Results of the study published in the May 27 online issue of Quality Management in Health Care.

“Borrowing from the airline and restaurant industries, we tested whether we could contact patients via text to log into their appointment when their doctor is ready. The goal of the feasibility study was to determine if this flexibility lead to improved perception of waiting time and an enhanced experience, while assessing for time saving for both patients and providers,” said Brett C. Meyer, MD, neurologist, co-director of the UC San Diego Heath Stroke Center, and clinical director of telehealth at UC San Diego Health.

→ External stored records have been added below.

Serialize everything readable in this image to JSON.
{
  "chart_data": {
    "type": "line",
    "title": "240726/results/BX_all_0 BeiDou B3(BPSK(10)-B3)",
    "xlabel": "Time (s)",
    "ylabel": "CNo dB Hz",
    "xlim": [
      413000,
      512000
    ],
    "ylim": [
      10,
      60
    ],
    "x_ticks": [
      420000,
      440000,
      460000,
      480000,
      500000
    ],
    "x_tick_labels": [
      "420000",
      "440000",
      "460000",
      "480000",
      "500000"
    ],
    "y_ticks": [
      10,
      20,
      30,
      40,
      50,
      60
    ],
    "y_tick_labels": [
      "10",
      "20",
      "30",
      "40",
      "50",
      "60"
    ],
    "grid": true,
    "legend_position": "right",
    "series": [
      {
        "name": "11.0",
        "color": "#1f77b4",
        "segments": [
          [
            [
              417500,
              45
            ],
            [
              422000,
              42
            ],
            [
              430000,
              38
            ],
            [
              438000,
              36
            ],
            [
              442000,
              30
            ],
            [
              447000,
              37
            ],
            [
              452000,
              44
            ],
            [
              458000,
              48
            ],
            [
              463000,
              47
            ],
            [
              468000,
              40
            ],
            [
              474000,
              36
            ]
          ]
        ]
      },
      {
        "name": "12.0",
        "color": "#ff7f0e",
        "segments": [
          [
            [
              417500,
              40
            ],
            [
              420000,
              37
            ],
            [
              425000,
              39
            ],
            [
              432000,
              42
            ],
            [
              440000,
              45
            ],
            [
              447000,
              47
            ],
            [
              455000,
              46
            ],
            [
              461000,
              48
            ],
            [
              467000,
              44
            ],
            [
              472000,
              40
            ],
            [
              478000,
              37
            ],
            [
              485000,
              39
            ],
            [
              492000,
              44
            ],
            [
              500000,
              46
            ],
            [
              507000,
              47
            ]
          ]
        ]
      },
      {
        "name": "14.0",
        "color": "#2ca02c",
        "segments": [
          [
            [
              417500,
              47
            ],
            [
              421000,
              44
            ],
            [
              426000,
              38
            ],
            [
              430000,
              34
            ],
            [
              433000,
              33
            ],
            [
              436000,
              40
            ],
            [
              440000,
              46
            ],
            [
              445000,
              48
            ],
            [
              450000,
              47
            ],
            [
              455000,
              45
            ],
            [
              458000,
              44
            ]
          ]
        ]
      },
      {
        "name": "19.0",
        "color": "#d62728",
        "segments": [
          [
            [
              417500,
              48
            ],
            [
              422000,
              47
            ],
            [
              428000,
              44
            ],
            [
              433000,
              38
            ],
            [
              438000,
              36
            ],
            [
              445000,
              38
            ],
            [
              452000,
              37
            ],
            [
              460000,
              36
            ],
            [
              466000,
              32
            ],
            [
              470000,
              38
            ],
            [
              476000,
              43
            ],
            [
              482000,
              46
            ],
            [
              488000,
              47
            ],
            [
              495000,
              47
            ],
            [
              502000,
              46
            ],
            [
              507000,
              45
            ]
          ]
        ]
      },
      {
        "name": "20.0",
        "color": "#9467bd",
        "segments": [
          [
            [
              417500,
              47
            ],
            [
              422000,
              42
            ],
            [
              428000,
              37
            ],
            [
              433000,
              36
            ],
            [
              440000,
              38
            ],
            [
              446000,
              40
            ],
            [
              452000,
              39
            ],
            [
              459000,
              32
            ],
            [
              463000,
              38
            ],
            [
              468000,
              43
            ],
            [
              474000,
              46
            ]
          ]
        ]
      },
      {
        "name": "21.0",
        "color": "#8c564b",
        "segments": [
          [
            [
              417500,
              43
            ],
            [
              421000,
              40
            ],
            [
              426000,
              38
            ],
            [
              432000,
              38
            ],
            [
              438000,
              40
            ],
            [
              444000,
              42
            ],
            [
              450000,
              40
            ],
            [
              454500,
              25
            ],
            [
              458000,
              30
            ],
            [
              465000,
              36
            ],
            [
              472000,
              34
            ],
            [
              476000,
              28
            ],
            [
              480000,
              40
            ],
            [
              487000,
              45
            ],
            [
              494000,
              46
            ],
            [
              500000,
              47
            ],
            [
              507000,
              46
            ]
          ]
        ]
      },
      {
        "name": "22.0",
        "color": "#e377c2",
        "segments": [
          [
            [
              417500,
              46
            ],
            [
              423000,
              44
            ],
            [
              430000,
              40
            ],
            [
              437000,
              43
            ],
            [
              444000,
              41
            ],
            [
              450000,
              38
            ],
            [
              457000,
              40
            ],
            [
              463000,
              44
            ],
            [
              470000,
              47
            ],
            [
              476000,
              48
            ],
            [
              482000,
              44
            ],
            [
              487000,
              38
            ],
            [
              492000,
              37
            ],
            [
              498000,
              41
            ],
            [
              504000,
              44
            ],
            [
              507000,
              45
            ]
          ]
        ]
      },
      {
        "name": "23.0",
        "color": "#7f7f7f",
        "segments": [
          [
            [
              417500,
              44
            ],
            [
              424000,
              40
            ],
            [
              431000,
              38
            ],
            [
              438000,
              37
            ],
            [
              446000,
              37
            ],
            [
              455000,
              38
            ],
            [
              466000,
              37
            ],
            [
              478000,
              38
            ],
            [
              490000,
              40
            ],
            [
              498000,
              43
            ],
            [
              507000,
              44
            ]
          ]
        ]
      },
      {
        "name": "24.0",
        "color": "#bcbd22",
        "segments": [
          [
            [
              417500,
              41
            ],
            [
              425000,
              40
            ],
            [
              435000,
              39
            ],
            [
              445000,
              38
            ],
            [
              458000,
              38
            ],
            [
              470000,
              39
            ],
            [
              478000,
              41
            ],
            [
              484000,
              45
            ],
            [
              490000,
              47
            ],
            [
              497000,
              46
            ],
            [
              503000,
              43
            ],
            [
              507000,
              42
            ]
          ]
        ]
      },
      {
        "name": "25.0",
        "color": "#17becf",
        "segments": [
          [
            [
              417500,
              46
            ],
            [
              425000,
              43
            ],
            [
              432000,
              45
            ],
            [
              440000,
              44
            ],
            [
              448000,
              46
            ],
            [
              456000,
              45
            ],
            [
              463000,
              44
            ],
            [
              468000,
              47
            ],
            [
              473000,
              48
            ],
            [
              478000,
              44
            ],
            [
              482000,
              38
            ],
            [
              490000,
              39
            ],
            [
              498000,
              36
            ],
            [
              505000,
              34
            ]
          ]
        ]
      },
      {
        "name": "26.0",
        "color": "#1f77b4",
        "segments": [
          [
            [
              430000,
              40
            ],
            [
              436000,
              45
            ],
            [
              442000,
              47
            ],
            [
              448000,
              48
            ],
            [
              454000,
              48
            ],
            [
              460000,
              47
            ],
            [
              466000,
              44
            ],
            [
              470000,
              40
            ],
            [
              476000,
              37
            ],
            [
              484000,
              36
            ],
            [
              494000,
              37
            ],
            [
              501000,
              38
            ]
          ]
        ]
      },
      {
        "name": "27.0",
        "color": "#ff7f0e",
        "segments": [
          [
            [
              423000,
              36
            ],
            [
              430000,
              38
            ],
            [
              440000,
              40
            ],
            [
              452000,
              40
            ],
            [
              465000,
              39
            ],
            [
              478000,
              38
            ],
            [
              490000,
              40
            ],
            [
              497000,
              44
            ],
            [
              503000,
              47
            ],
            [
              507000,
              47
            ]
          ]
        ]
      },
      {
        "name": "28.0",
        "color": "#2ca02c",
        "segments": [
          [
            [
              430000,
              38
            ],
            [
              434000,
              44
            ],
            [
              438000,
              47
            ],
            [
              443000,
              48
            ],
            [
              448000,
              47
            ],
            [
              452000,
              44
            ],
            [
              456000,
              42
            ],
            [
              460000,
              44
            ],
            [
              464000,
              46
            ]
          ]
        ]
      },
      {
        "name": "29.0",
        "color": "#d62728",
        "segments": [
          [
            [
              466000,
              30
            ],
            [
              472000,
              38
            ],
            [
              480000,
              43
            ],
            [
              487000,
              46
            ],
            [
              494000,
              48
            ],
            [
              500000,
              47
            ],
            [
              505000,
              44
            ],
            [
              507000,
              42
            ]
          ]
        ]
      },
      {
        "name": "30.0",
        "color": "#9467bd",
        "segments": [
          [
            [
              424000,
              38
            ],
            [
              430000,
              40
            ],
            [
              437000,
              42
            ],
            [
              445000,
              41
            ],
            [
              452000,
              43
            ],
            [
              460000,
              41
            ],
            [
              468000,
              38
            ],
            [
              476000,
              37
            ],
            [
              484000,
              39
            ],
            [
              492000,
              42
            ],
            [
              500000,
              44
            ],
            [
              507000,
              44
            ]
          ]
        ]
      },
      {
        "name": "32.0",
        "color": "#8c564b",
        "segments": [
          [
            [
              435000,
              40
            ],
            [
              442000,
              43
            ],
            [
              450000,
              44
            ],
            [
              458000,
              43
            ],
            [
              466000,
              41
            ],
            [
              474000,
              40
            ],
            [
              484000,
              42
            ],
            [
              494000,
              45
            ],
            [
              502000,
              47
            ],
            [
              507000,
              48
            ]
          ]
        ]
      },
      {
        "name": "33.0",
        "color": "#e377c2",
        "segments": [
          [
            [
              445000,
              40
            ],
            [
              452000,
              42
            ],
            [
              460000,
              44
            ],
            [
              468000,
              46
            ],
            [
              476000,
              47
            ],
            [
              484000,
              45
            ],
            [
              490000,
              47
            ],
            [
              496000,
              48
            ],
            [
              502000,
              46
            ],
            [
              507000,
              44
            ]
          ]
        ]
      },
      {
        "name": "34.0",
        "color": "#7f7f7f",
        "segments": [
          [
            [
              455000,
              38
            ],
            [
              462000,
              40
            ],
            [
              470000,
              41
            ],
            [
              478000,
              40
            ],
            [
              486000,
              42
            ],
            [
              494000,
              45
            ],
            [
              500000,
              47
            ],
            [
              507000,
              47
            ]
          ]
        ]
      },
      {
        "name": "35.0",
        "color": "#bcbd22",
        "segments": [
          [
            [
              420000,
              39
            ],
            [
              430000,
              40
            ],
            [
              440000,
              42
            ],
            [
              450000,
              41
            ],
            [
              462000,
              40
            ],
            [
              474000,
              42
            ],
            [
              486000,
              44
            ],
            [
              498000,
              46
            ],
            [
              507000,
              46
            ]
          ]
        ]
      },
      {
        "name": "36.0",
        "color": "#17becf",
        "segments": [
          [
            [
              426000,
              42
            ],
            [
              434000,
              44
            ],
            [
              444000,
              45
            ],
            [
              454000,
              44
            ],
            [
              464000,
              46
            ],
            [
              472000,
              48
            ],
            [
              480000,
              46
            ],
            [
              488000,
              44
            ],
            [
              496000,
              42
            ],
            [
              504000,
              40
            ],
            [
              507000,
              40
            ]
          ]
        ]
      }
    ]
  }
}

“We stepped back and asked, ‘Do we need a virtual waiting room at all? Can we let patients know when their provider is available instead of making them wait online?'” said Emily S. Perrinez, RN, MSN, MPH, study co-author and director of telehealth operations at UC San Diego Health. “The reality is that wait times and lack of timely communication both correlate with patient experience. Real-time text notification that the provider is ready improved patient satisfaction and this experience is the kind of feedback we love to see.”

Twenty-two patients at a stroke clinic participated in the two-and-a-half month study. Patients chose to either receive a text, which included a visit link when their provider was ready for their visit or the standard telehealth routine of logging in at a scheduled time and waiting in front of a camera in a virtual waiting room.